CT: Do you have a typical process, a pattern to how you create stories? What are you currently working on? What’s your next project?

CMS: I’m an image guy. I like to start with something that would be weird to see (a thumb falling off, breaking legs on a trampoline, a hundred nutria squirming around a backyard), and think of what’s the next step after that. Otherwise, I like to write in the morning, away from my house, where I can hear enough shit that I end up hearing nothing.

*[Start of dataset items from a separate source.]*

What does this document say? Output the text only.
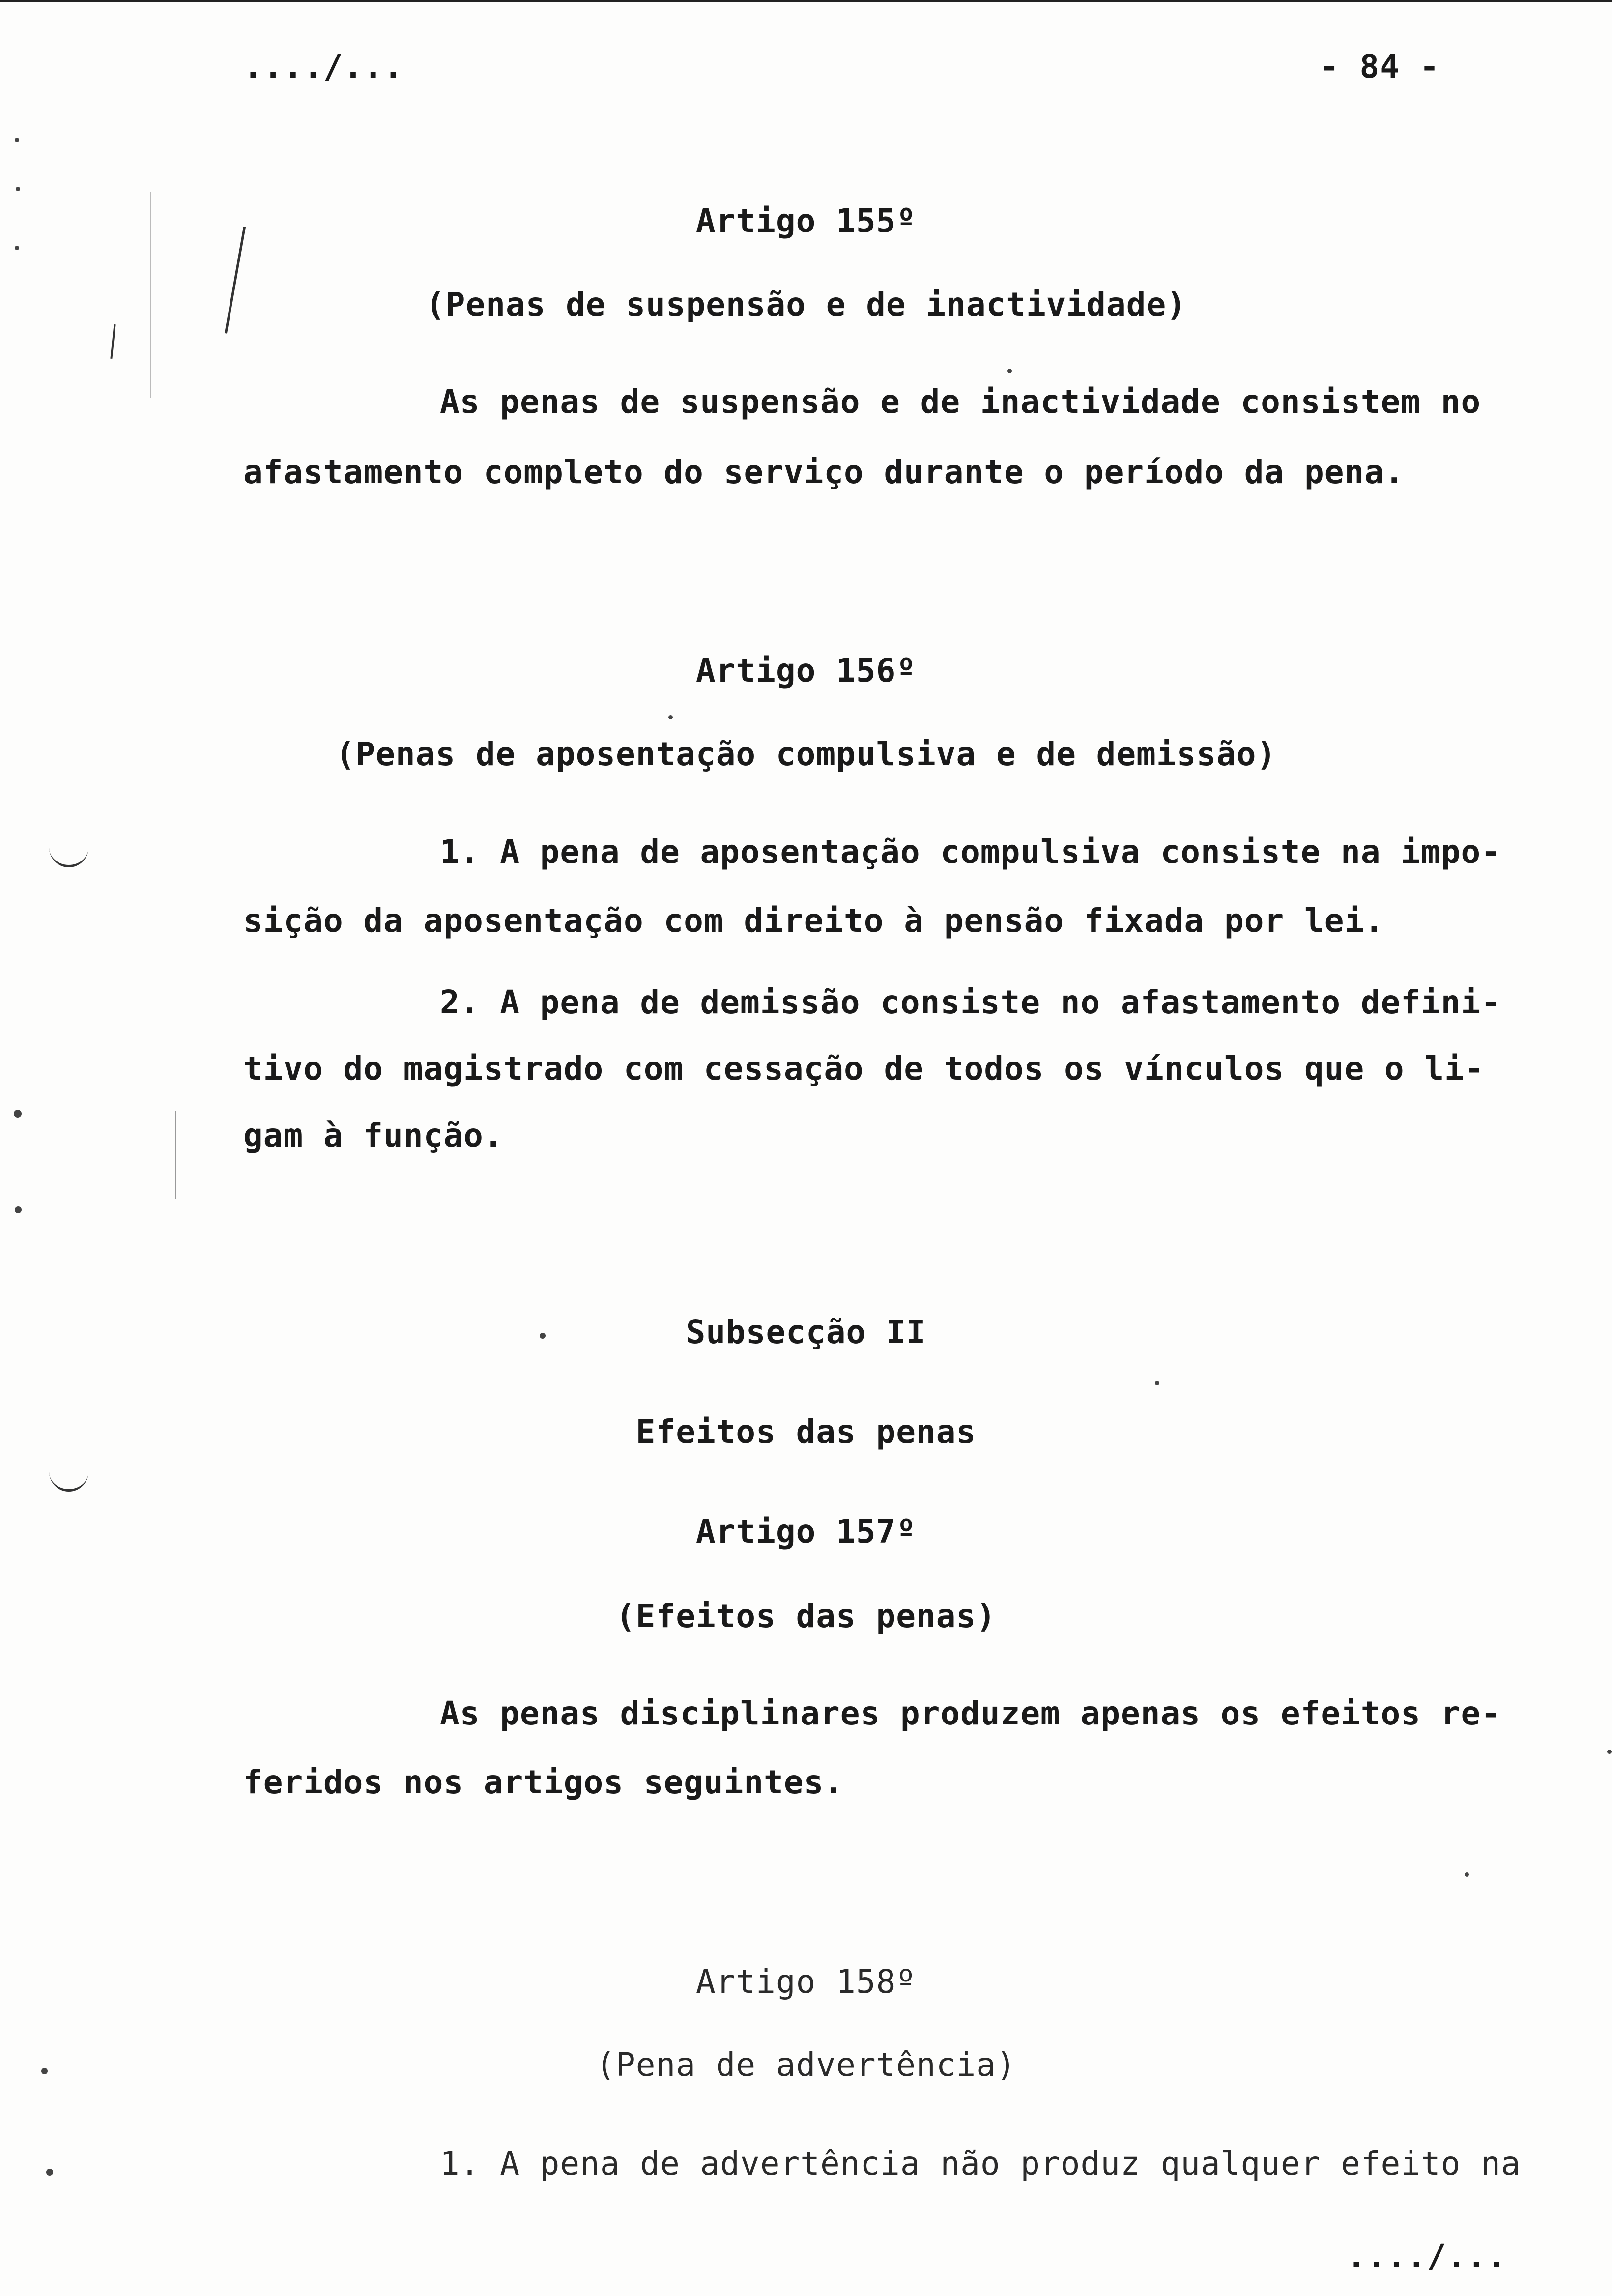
..../...	- 84 -
Artigo 155º
(Penas de suspensão e de inactividade)
As penas de suspensão e de inactividade consistem no
afastamento completo do serviço durante o período da pena.
Artigo 156º
(Penas de aposentação compulsiva e de demissão)
1. A pena de aposentação compulsiva consiste na impo-
sição da aposentação com direito à pensão fixada por lei.
2. A pena de demissão consiste no afastamento defini-
tivo do magistrado com cessação de todos os vínculos que o li-
gam à função.
Subsecção II
Efeitos das penas
Artigo 157º
(Efeitos das penas)
As penas disciplinares produzem apenas os efeitos re-
feridos nos artigos seguintes.
Artigo 158º
(Pena de advertência)
1. A pena de advertência não produz qualquer efeito na
..../...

I’ve recently finished a novel. It’s about another whimsical world in which Major League Baseball is dead and the country is tearing down all the ballparks. It’s dark, surreal, and more of the nonsense I like to indulge in and hopefully discover a little heart along the way.

CT: Finally, what beer would pair best with Dead Aquarium?

CMS: New Belgium’s Fat Tire is the way to go. An amber ale that taste better than the usual commercial stuff but isn’t overtly funky like a craft IPA.

Caleb Tankersley is the Full Length Editor for Split Lip Press and teaches English courses in Seattle. Previously, he led the creative writing program at Mississippi School of the Arts. He holds a PhD from the Center for Writers at the University of Southern Mississippi. His chapbook Jesus Works the Night Shift was published by Urban Farmhouse Press.